Toute l’équipe s’est donnée à fond
Nathan et Inès sont venus avec Vitoria, 14 ans, et sa sœur Gloria, 10 ans. Ils grandissent dans des familles aimantes, aidées par le Secours populaire de Coutances, une petite ville de la Manche à 40 minutes de Saint-Lô. Ils sont accompagnés par deux bénévoles, Pascale et Christian, chacun dans son rôle : Christian rassurant, attentif ; Pascale entrant en contact, mettant à l’aise très facilement les enfants. Tous deux sont venus avec beaucoup de bonne humeur.

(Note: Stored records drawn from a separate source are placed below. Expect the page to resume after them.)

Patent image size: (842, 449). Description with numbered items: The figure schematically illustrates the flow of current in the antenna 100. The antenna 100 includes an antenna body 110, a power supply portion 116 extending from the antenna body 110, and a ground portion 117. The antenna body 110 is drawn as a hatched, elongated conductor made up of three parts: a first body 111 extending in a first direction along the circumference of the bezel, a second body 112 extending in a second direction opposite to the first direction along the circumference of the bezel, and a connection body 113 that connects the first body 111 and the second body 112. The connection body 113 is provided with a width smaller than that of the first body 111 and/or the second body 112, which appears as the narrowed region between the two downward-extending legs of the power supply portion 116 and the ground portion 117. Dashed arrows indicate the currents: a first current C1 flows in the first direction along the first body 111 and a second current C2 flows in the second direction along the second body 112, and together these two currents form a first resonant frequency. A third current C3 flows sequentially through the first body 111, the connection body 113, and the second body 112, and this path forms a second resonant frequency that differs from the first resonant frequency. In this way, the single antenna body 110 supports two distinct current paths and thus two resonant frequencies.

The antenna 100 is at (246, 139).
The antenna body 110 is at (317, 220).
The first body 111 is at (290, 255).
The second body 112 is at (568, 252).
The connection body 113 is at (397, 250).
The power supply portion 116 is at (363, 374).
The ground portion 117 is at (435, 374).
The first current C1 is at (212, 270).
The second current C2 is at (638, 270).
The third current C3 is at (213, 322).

Des salariés du groupe Elvir, connu pour sa marque Elle & Vire (crème, beurre, fromages frais, etc.), ont consacré leur après-midi à faire découvrir une recette alliant plaisir et santé. Oriane fait la connaissance d’Inès, Ludivine accompagne Gloria, Mickaël aide Vitoria et Dany s’occupe de Nathan. Toute l’équipe s’est donnée à fond pendant trois heures dans la cuisine qui est aussi le laboratoire de l’usine de Condé-sur-Vire.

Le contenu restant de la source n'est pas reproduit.